Presented by: Kelli Stajduhar, Naheed Dosani, Simon Colgan, Sonya Jakubec
People who experience a deficit in the social determinants of health (SDOH) including inadequate housing, poverty, and racialization, as well as high rates of mental health and substance use, and stigmatization of diseases such as HIV/AIDS, are often underserved by current palliative care services. “Structurally vulnerable” people have fewer social supports, lack financial resources, adequate and ‘safe’ housing for formal care provision, and often die in places that do not meet their unique needs, alone, or in the care of workers who have limited training and support to provide quality palliative care. In this workshop we will draw on our experiences of working with structurally vulnerable people through the Palliative Education And Care for the Homeless (PEACH) program in Toronto and the newly developed, Calgary’s Allied Mobile Palliative Response Program (CAMPP), and findings from a three-year ethnographic study in Victoria examining access to palliative care for structurally vulnerable people.

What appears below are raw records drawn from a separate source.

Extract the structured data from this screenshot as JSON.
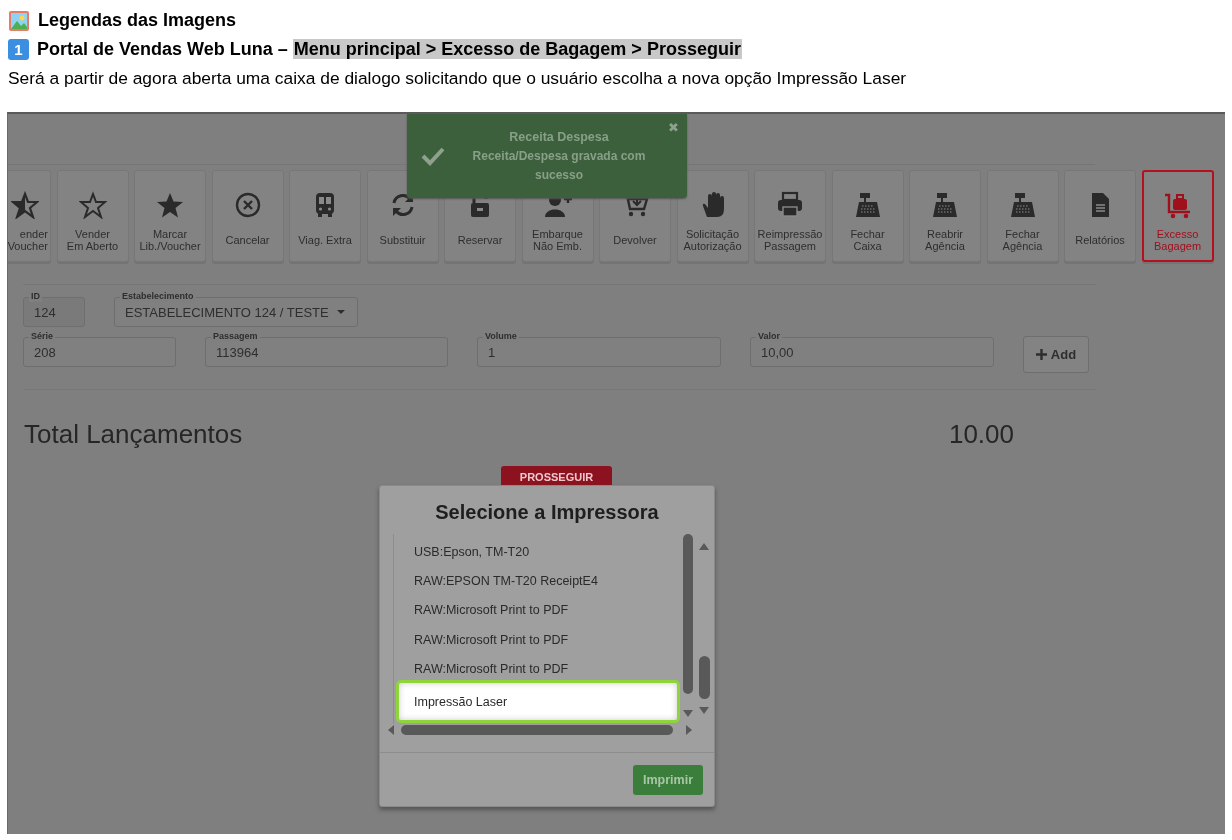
{
  "document": {
    "heading": "Legendas das Imagens",
    "step_number": "1",
    "step_title": "Portal de Vendas Web Luna – ",
    "step_path": "Menu principal > Excesso de Bagagem > Prosseguir",
    "description": "Será a partir de agora aberta uma caixa de dialogo solicitando que o usuário escolha a nova opção Impressão Laser"
  },
  "toast": {
    "title": "Receita Despesa",
    "message": "Receita/Despesa gravada com sucesso",
    "close": "✖"
  },
  "toolbar": [
    {
      "label": "ender\nVoucher",
      "selected": false
    },
    {
      "label": "Vender\nEm Aberto",
      "selected": false
    },
    {
      "label": "Marcar\nLib./Voucher",
      "selected": false
    },
    {
      "label": "Cancelar",
      "selected": false
    },
    {
      "label": "Viag. Extra",
      "selected": false
    },
    {
      "label": "Substituir",
      "selected": false
    },
    {
      "label": "Reservar",
      "selected": false
    },
    {
      "label": "Embarque\nNão Emb.",
      "selected": false
    },
    {
      "label": "Devolver",
      "selected": false
    },
    {
      "label": "Solicitação\nAutorização",
      "selected": false
    },
    {
      "label": "Reimpressão\nPassagem",
      "selected": false
    },
    {
      "label": "Fechar\nCaixa",
      "selected": false
    },
    {
      "label": "Reabrir\nAgência",
      "selected": false
    },
    {
      "label": "Fechar\nAgência",
      "selected": false
    },
    {
      "label": "Relatórios",
      "selected": false
    },
    {
      "label": "Excesso\nBagagem",
      "selected": true
    }
  ],
  "form": {
    "rows": [
      [
        {
          "label": "ID",
          "value": "124",
          "kind": "readonly"
        },
        {
          "label": "Estabelecimento",
          "value": "ESTABELECIMENTO 124 / TESTE",
          "kind": "select"
        }
      ],
      [
        {
          "label": "Série",
          "value": "208",
          "kind": "input"
        },
        {
          "label": "Passagem",
          "value": "113964",
          "kind": "input"
        },
        {
          "label": "Volume",
          "value": "1",
          "kind": "input"
        },
        {
          "label": "Valor",
          "value": "10,00",
          "kind": "input"
        }
      ]
    ],
    "add_button": "Add"
  },
  "total": {
    "label": "Total Lançamentos",
    "value": "10.00"
  },
  "proceed_button": "PROSSEGUIR",
  "dialog": {
    "title": "Selecione a Impressora",
    "printers": [
      {
        "name": "USB:Epson, TM-T20",
        "selected": false
      },
      {
        "name": "RAW:EPSON TM-T20 ReceiptE4",
        "selected": false
      },
      {
        "name": "RAW:Microsoft Print to PDF",
        "selected": false
      },
      {
        "name": "RAW:Microsoft Print to PDF",
        "selected": false
      },
      {
        "name": "RAW:Microsoft Print to PDF",
        "selected": false
      },
      {
        "name": "Impressão Laser",
        "selected": true
      }
    ],
    "button": "Imprimir"
  }
}
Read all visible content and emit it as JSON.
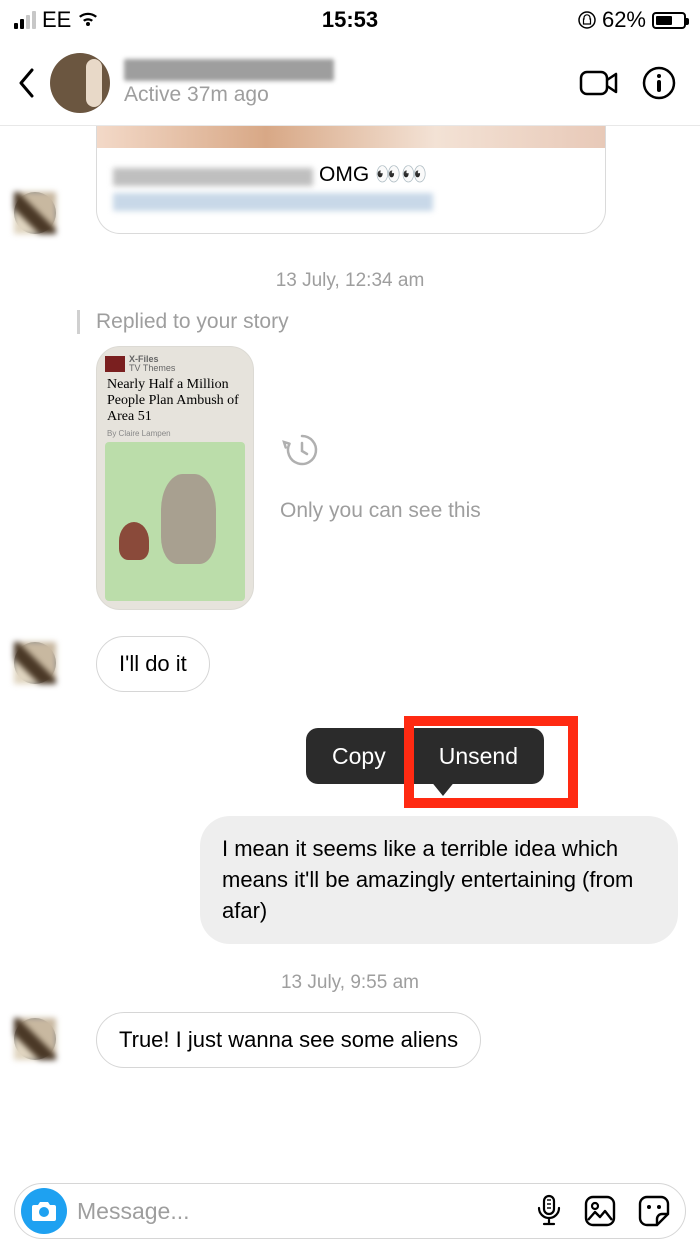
{
  "status": {
    "carrier": "EE",
    "time": "15:53",
    "battery_pct": "62%",
    "battery_fill_pct": 62
  },
  "header": {
    "active": "Active 37m ago"
  },
  "card1": {
    "caption": "OMG 👀👀"
  },
  "ts1": "13 July, 12:34 am",
  "reply": {
    "label": "Replied to your story",
    "headline_top": "X-Files",
    "headline_sub": "TV Themes",
    "headline": "Nearly Half a Million People Plan Ambush of Area 51",
    "byline": "By Claire Lampen",
    "hint": "Only you can see this",
    "msg": "I'll do it"
  },
  "ts2_partial": "13 J",
  "ctx": {
    "copy": "Copy",
    "unsend": "Unsend"
  },
  "out_msg": "I mean it seems like a terrible idea which means it'll be amazingly entertaining (from afar)",
  "ts3": "13 July, 9:55 am",
  "in_msg2": "True! I just wanna see some aliens",
  "composer": {
    "placeholder": "Message..."
  }
}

Responses to this public health issue require community-led, participatory partnerships. In this interactive workshop, we will engage participants in conversations related to promising practices to improve access to high quality palliative care for individuals experiencing structural vulnerabilities, and encourage (re)conceptualizations and (re)orientation of home, family, and caregiving. We will: (1) synthesize research regarding care for structurally vulnerable populations in need of palliative care; (2) discuss promising practices for improving access to care for these populations; and (3) work with participants to apply these promising practices in diverse case examples.